Building the trades

March 19, 2024

Previously published in the Winnipeg Free Press, Tuesday March 19, 2024

I agree with Tanya Palson’s position on the need to support apprenticeship training within the trades sector (Rebuilding apprenticeship, Feb. 23). As a representative of the Atoskiwin Training and Employment Centre of Excellence (ATEC) and Pewapun, a First Nation-owned and operated construction company, I can attest to the effectiveness of training and employment for our youth in Nisichawayasihk First Nation (located north of Thompson).

Our mission has been to foster environments where Indigenous individuals can thrive in skilled trades, ensuring they have the support, training, and opportunities to succeed. However, we face barriers in providing our workers with the full spectrum of apprenticeship training, making it difficult for them to obtain their Red Seal accreditation.

As Ms. Palson pointed out, we are anticipating a worrisome shortage of skilled workers.

First Nation communities have youth looking for training so they can get decent, well-paying jobs, and, as they do in Nisichawayasihk First Nation, help build the infrastructure their communities need.

We need to provide opportunities for as many First Nations youth as possible. I believe that this journey towards creating a more inclusive trades industry in Manitoba is a shared responsibility. It requires the commitment and collaboration of all stakeholders — including training centres, unions, employers, and government agencies — to dismantle barriers and create pathways for success for all, regardless of their background.

We are eager to collaborate with Manitoba Building Trades (MBT), an organization whose reputation and influence in promoting skilled trades are well recognized across Manitoba. We believe that by working together, we can leverage each other’s strengths to create more inclusive, equitable, and diverse opportunities within the trades, particularly for Indigenous communities who have historically been underrepresented in these fields.
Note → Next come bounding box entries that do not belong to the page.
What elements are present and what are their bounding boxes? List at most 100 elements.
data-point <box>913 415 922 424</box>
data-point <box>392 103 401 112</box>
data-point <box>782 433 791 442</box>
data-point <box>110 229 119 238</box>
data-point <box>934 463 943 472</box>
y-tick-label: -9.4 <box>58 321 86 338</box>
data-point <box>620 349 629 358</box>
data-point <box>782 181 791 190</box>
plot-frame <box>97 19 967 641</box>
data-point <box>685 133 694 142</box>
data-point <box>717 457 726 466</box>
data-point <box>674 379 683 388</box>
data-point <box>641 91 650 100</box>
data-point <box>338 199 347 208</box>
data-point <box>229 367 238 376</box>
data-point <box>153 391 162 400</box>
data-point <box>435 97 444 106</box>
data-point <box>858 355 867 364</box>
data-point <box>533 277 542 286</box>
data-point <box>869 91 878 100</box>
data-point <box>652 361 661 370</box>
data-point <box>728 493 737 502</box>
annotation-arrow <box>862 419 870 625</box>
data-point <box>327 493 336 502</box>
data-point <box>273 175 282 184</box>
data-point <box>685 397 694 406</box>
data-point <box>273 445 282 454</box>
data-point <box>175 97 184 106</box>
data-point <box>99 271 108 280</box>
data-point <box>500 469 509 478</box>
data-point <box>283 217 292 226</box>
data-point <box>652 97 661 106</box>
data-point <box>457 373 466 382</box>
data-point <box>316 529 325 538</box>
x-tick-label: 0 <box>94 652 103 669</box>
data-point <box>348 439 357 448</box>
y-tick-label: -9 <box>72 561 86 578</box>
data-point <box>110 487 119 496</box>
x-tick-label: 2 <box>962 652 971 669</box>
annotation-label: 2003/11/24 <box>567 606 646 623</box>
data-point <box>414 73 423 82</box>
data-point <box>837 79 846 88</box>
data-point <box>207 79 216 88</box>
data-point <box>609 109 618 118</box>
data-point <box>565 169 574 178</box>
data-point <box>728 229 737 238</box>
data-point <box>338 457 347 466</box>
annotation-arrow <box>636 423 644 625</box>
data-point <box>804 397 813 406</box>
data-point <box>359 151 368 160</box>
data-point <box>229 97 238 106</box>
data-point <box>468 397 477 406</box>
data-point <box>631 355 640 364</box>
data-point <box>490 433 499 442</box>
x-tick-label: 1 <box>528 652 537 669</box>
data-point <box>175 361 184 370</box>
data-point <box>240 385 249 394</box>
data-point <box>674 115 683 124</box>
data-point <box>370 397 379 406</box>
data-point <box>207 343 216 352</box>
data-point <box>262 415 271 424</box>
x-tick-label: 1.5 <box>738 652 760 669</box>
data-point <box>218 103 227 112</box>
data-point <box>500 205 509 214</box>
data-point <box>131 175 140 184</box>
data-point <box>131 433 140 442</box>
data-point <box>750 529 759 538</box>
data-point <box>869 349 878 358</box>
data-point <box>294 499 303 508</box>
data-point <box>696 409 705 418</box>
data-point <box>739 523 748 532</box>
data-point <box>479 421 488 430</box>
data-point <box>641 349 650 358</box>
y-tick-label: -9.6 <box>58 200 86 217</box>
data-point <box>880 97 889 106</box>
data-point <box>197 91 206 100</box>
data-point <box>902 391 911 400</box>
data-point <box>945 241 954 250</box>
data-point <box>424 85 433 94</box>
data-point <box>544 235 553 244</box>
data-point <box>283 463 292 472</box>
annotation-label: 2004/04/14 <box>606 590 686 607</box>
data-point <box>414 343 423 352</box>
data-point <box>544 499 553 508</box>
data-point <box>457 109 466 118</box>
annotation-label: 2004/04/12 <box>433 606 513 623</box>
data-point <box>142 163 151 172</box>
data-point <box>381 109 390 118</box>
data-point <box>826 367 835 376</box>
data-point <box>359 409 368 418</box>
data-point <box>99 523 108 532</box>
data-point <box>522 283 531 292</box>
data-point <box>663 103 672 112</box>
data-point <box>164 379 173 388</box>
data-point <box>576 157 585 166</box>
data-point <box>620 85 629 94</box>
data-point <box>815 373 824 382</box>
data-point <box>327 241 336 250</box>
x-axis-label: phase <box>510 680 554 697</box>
We know from experience that the path towards creating inclusive opportunities in the trades for Indigenous Peoples requires persistent effort, innovative thinking, and a willingness to challenge the status quo.
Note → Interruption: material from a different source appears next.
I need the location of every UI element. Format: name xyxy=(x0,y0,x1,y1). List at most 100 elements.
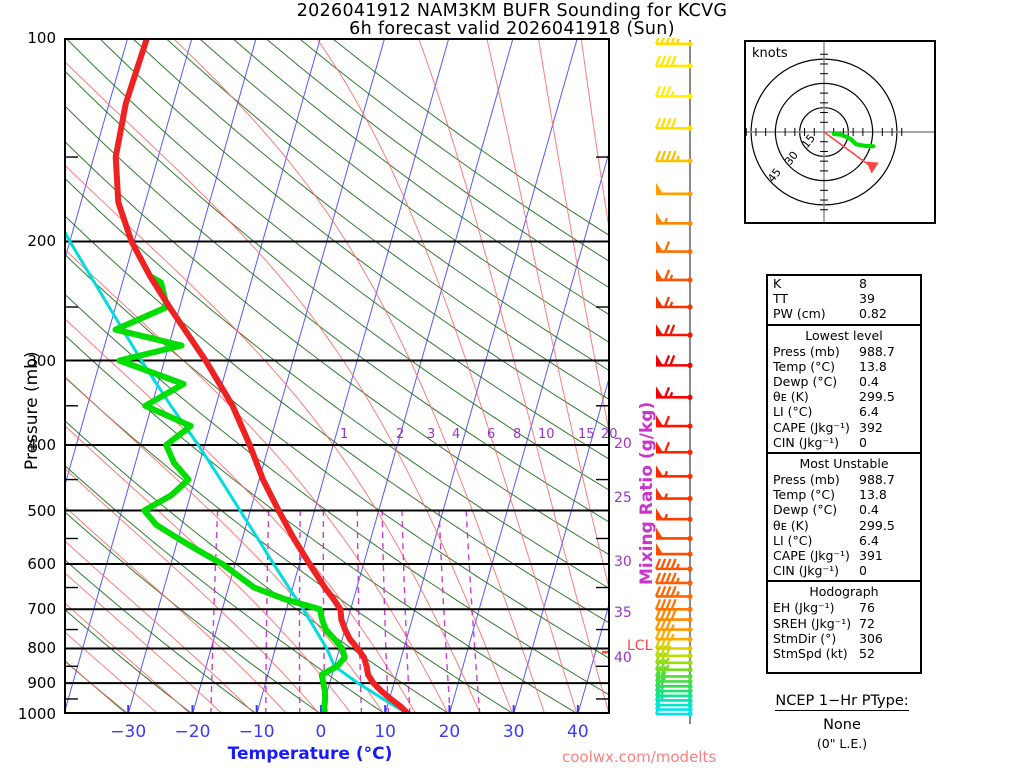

To MBT, and indeed to all stakeholders within the trades industry in Manitoba, we extend an invitation to rethink how partnerships and collaborations can be formed and nurtured. The creation of an Indigenous-led union would be a groundbreaking step that would not only empower Indigenous workers in the trades, but also enrich the industry with diverse perspectives and skills.

Such a union is not merely an organizational goal; it is a step towards rectifying historical injustices, building a more equitable society, and enriching the trades industry with the immense potential that Indigenous communities bring to the table.

We invite MBT to engage in open and constructive dialogue with us, aiming to understand each other’s perspectives, challenges, and goals.

Let’s organize joint workshops and forums that bring together stakeholders from across the industry to discuss and brainstorm ways to support and promote Indigenous participation in the trades.

Work with us on pilot projects that can serve as models for how Indigenous-led initiatives within the trades can be developed and supported.

Exchange knowledge and best practices with ATEC/Pewapun on how to engage and support Indigenous communities effectively, acknowledging the unique challenges and opportunities these communities face. Let’s collaborate on advocacy efforts and policy development aimed at creating a more inclusive and supportive environment for Indigenous Peoples in the trades.

In conclusion, the journey toward creating a new Indigenous-led union and more broadly, towards a more inclusive and equitable trades industry, is undoubtedly challenging. Yet, it is a journey worth embarking on, for the benefits it promises not just for Indigenous communities, but for the industry as a whole. It is a journey towards a future where the trades are not only a source of livelihood but also a pathway to empowerment, community development, and reconciliation. We remain hopeful that government, employers, training centres and Manitoba Building Trades with all its affiliate labour members will join us in this effort, turning potential into action, and aspirations into reality.